Se les
conoce más por su faceta romántica del aguerrido soldado de Cristo; es decir,
por conjuntar, a través de una hábil maniobra política, promovida por Bernardo
de Claraval, las funciones, a priori, incompatibles, del monje y del guerrero.
Esta faceta, evidentemente, es la que más atrae y por defecto, la que más
pasiones despierta y más adeptos crea hoy en día. Pero también, formando una
parte muy importante de su constitución y de su leyenda, no hemos de olvidar,
que fueron además, agricultores y ganaderos, llegando a poseer –tampoco hay que
olvidarlo nunca-, extensas zonas de labor y pastoreo, gracias a cuyas rentas y
frutos, fueron capaces de afrontar los enormes gastos que suponían la
manutención y el mantenimiento de sus fuerzas en Ultramar. O si se prefiere,
del ejército templario de Tierra Santa. Al contrario que otros países como
Francia –y esto es algo, por mucho que nos cueste decirlo y admitirlo, que el
historiador o el investigador deben agradecer al rey Felipe el Hermoso-, España
no posee un censo fiable con todas las propiedades que la Orden del Temple tuvo
y retuvo, hasta su definitiva disolución a principios del siglo XIV, mientras
que allende los Pirineos, prácticamente la totalidad de sus bienes están
perfectamente censados y documentados. Los pocos censos oficiales que existen en
nuestro país –calcados unos de otros y con invitación a tedio y aburrimiento de
butaca-, son aquellos manifiestamente de índole tomasiana –documento al canto o no ha lugar-, que, aun con alguna
errata, se utilizan, sin embargo, con inaudita obstinación para negar a
posteriori aquello en lo que la tradición insiste y en muchas ocasiones, las
huellas parecen indicar. Tal es el caso de Ávila en su conjunto, y en el estudio
que nos ocupa, de Arévalo en particular. Difícil resulta aceptar, sabiendo el
papel destacado que tuvieron durante la Reconquista y la preferencia de los
reyes a no poner en manos de los nobles, por lo general, levantiscos a
retaguardia, los prolegómenos relativos a la repoblación de los territorios
conquistados, que éstos, es decir, los caballeros templarios y por defecto las
órdenes militares, no hubieran tenido una presencia más activa en estos
lugares, ricos, inclusive, por el fuerte atractivo histórico de culturas
precedentes que, como es sabido y cuando menos en el caso del Temple, gozaban
de su interés. Sospechoso, así mismo, es el detalle de que, mientras sí que
existen referencias a la presencia de otras órdenes –como la del Hospital de
San Juan de Jerusalén, orden teóricamente rival, que al final se quedó con
buena parte de las posesiones templaras-, la documentación escrita permanece
obstinadamente muda en cuanto a ellos se refiere. Aun así, no deja de haber
detalles que, si bien en conjunto hemos de considerar desde un punto de vista
subjetivo, no por ello debemos dejar pasar.

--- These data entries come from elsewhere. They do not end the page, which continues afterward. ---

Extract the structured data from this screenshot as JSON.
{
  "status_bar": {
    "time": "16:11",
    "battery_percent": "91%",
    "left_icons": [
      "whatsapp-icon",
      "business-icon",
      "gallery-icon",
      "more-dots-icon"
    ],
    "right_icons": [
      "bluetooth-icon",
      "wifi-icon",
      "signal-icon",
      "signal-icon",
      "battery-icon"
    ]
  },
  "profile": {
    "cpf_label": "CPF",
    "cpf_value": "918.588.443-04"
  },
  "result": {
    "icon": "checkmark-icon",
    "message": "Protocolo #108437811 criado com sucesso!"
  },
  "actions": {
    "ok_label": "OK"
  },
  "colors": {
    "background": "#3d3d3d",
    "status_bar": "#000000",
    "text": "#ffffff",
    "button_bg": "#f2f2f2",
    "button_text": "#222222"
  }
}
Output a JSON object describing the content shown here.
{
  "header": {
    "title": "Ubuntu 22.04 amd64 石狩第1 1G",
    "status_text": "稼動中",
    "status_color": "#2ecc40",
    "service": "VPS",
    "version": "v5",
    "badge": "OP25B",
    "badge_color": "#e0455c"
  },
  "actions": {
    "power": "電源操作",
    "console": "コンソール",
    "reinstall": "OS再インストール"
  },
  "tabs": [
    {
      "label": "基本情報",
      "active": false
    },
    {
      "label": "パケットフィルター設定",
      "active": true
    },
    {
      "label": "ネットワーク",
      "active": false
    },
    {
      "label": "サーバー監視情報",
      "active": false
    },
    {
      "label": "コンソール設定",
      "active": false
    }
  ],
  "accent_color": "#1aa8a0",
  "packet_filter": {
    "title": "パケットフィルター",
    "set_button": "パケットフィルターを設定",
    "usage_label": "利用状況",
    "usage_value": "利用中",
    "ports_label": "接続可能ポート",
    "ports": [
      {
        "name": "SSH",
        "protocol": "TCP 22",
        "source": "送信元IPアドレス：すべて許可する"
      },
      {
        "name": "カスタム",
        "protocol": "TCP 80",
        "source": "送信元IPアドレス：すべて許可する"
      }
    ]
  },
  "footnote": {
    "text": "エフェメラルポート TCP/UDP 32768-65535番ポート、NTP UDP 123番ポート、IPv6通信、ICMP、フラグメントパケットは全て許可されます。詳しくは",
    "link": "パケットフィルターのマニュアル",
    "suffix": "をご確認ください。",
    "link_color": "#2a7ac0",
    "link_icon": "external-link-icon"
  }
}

No sería la primera vez, que entre
los templos que les pertenecieron, se diera la circunstancia de colaborar o de
admitir como mano de obra a alarifes musulmanes. El caso más destacable, lo
tendríamos en la iglesia de San Salvador de Toro –que cumpliría otra de las
premisas asociadas no pocas veces con los enclaves templarios, como es la de
estar a escasos metros de la antigua judería-, por encima de cuya portada
todavía se conserva un escudo con la cruz patada de la Orden. En Arévalo, una
de las iglesias que llama poderosamente la atención, sobre todo por su
imponente aspecto de iglesia-fortaleza, es la de San Miguel; iglesia que, por
cierto, disimulada y confeccionada en ladrillo cerca del tejaroz, presenta, en
uno de sus dos óculos, una cruz paté perfectamente definida. Interesante, por
añadidura, sería la cruz patada y roja que se aprecia coronando el globo que
sostiene en su mano el Cristo-Pantocrátor, de las magníficas pinturas del siglo
XII que se conservan en la cabecera de la cercana iglesia de Santa María la
Mayor. Cruz, por cierto, muy semejante a la que se puede ver en las alteradas
pinturas de una no menos enigmática iglesia, con fama de, como es la de San Vicente de Serrapio, en el concejo
asturiano de Aller. Pero sin duda, la que más invitaciones apunta a la
especulación, la más impresionante y que se localiza, aproximadamente, a dos
kilómetros de Arévalo, en una finca particular, es La Lugareja, exquisitez, que aunque ha llegado bastante alterada a
nuestros días, merece una entrada aparte.